1. Any data/documents regarding waiting lists for the proposed services in the applicant's service area.
2. Any letters from healthcare facilities, medical professionals or others, who have clients/patients/recipients awaiting the proposed services in the applicant's service area.
3. Any data/documentation of complaints about clients/patients/recipients not being able to access the proposed services in the applicant's service area.
4. Any data/documentation about population groups that do not have access to the proposed services in the applicant's service area, to whom the applicant will provide such services.
5. Other data/documentation about the need in the applicant's service area for the proposed services.
6. Other data/documentation about the probability of serious adverse consequences to recipient's ability to access healthcare if the applicant was not allowed to be licensed.

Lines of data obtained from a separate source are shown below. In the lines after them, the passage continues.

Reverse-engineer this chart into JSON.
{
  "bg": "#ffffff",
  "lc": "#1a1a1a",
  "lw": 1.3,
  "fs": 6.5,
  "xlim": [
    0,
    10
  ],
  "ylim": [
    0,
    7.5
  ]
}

E. The applicant representative specified on the application will be the only person to whom the FNR program will send written notification in matters relative to the status of the application during the review process. If the applicant's application information or representative changes at any time during the review process, the applicant is required to notify the FNR program in writing.
F. The required nonrefundable FNR application fee of $200 shall be submitted either by mail to the designated payment address or electronically via the HSS designated system or software.
G. The review period of the initial application will be no more than 90 days from receipt of the FNR application; thereafter, a decision will be rendered by the department. The review period begins on the first day after the date of receipt of the completed application.
H. Grandfather Provision. An FNR approval shall be deemed to have been granted under this program without review for NFs that meet one of the following descriptions:
1. all valid Section 1122 approved healthcare facilities/beds;
2. all valid approvals for healthcare facilities/beds issued under the Medicaid Capital Expenditure Review Program prior to the effective date of this program;
3. all valid approvals for healthcare facilities issued under the FNR program; or
4. all NF beds that were enrolled in Medicaid as of January 20, 1991.
I. Exemptions from the FNR process shall be made for:
1. a NF that needs to be replaced as a result of destruction by fire or a natural disaster, such as a hurricane; or
2. a NF and/or facility building owned by a government entity that is replaced due to a potential health hazard.

La. Admin. Code tit. 48, § I-12510

Promulgated by the Department of Health, Health Standards Section, LR 50986 (7/1/2024).
AUTHORITY NOTE: Promulgated in accordance with R.S. 40:2116 et seq.